Wednesday, June 7, 2023

Book News: The possibilities and perils of disappearing acts in queer fiction

Queer Disappearance in Modern and Contemporary Fiction

BY BENJAMIN BATEMAN



Oxford UP, 2023

ISBN: 9780192896339

https://global.oup.com/academic/product/queer-disappearance-in-modern-and-contemporary-fiction-9780192896339


Queer Disappearance in Modern and Contemporary Fiction breaks with appearance-based models of queer performativity and argues for the experiential richness and political potentials of recessive tendencies in twentieth and twenty-first-century queer literary production. The study theorizes a "perish-performative" that allows for agency in practices of abeyance, and it discovers within queerness's ample archive of vanishing acts an environmental ethos antithetical to inflationary versions of the human. 

BOOK NEWS is an online-only feature announcing new publications in modernist and contemporary literary studies. These announcements do NOT constitute an endorsement by the Journal of Modern Literature.

Tying modernist classics by E.M. Forster and Willa Cather to Andrew Holleran's gay classic Dancer from the Dance, and then moving to the contemporary ecogothic of Lydia Millet's How the Dead Dream and the trans decadence of Shola von Reinhold's Lote, the book refuses the common wisdom that queerness becomes louder and prouder over time, delineating instead a minimalist and daydreaming subjectivity wherein queerness finds escape, respite, and varied opportunities for imaginative reverie. This precarious subjectivity, necessitated but not defined by oppression and obstacle, rewards and restores the queer self, and it also contests the logics of development, acquisition, and productivity that wreak havoc on the planet and entrench social disparities of race, class, and ability.

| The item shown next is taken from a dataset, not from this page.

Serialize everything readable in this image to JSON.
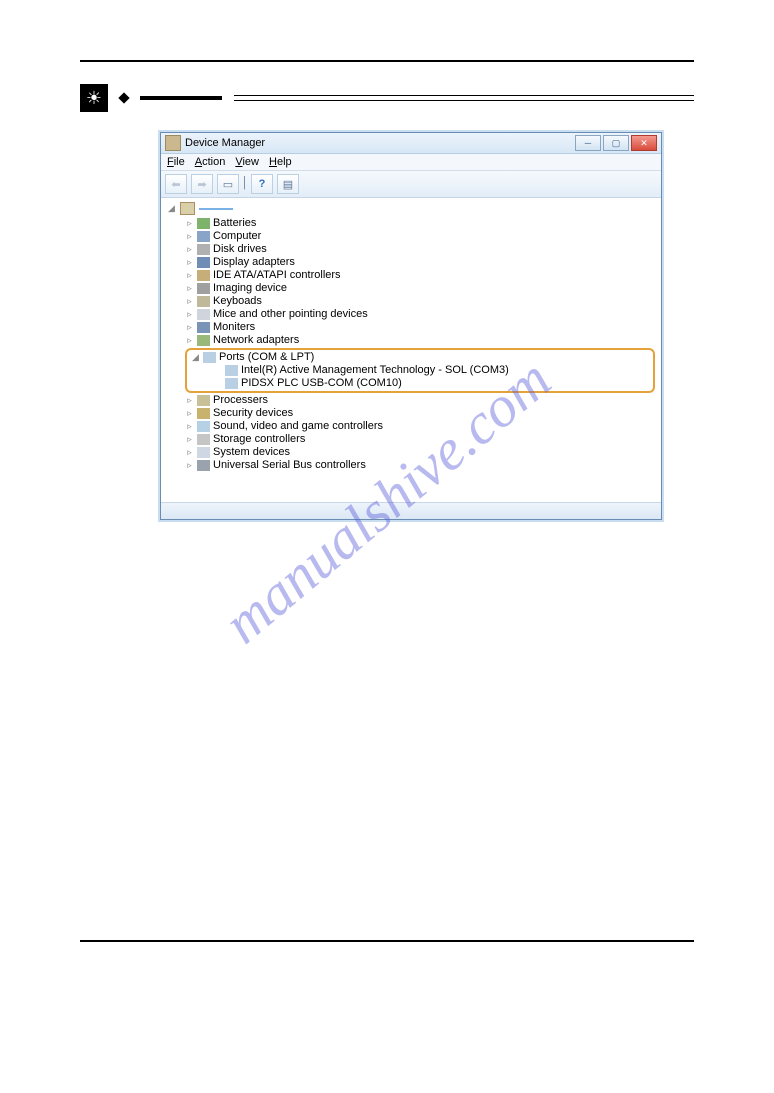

Queer Disappearance in Modern and Contemporary Fiction supplies multiple accounts of the collective and personal pleasures, possibilities, and perils to be found in pulling away, going missing, and taking a break.

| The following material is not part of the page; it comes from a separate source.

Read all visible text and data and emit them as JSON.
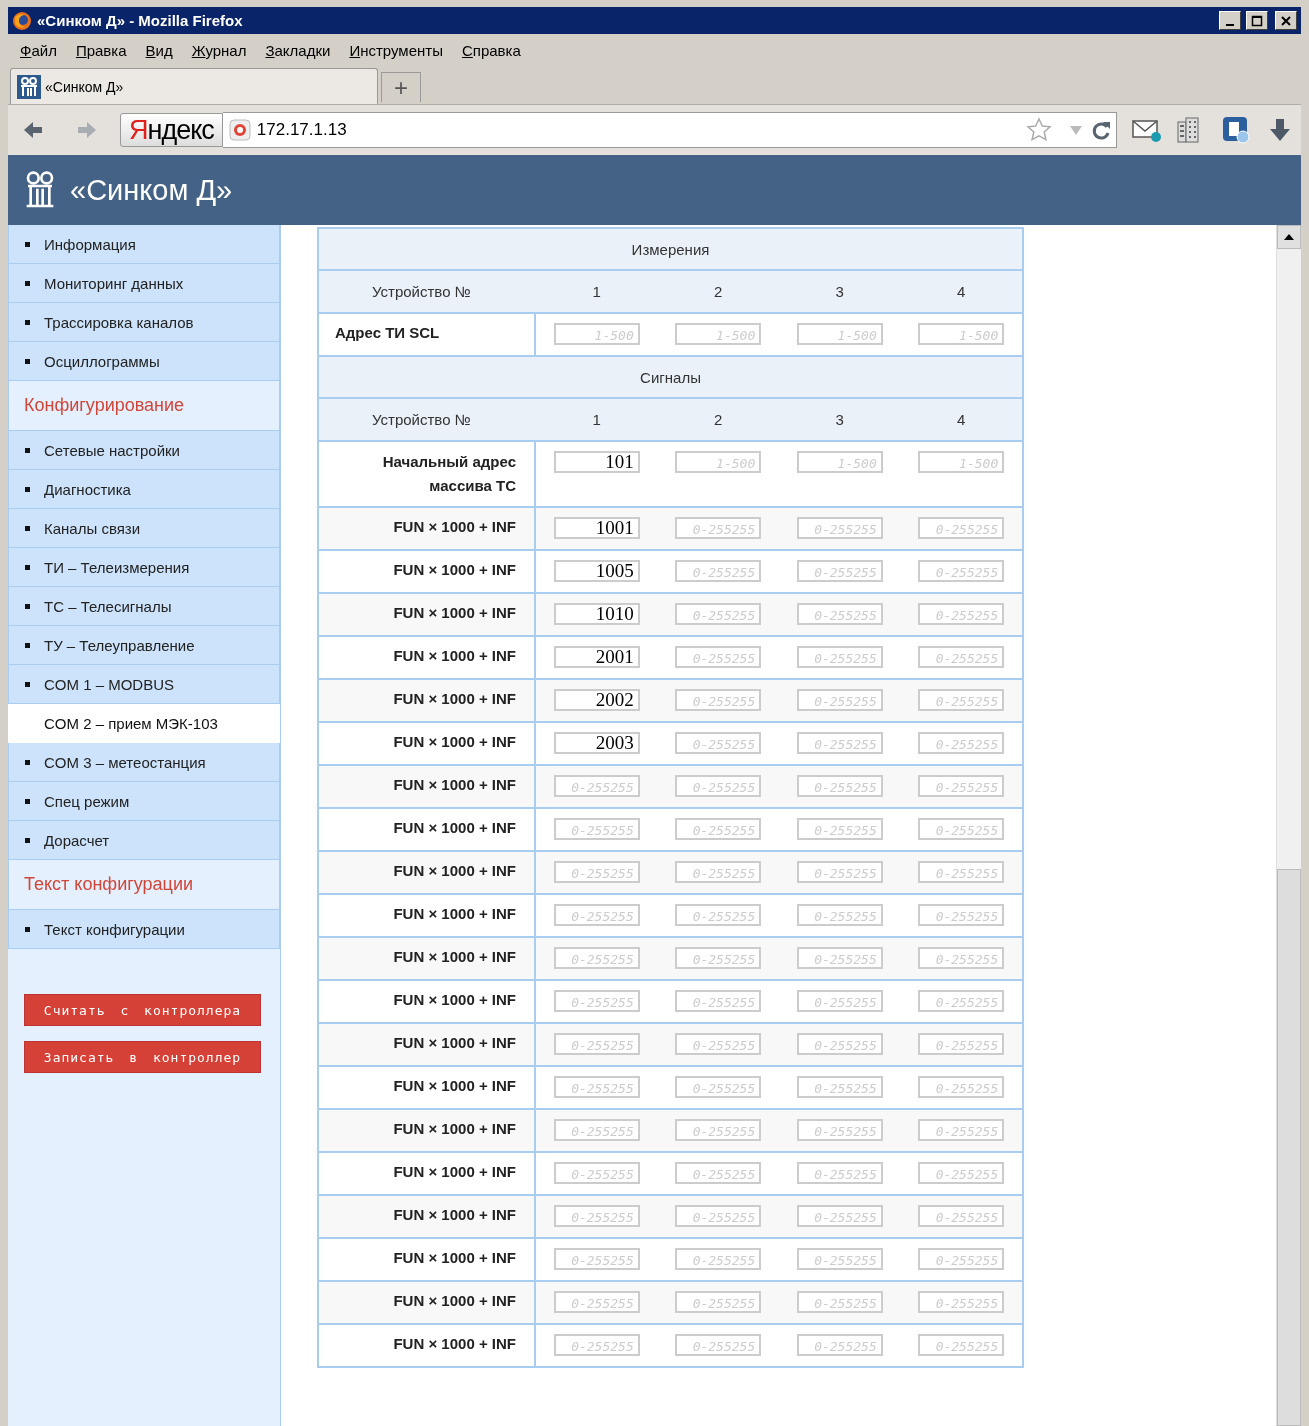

  • Places modernist classics in conversation with contemporary queer and environmental fiction
  • Intertwines literary studies, queer theory, and the environmental humanities
  • Advances critical alternatives to 'coming out' narratives
  • Revises theories of gender and sexual performativity

Benjamin Bateman is senior lecturer in Post-1900 British Literature at The University of Edinburgh and author of The Modernist Art of Queer Survival (Oxford UP, 2017). He previously held a joint appointment in English and Women's, Gender, and Sexuality Studies at California State University Los Angeles, where he also served as director of The Center for the Study of Genders and Sexualities.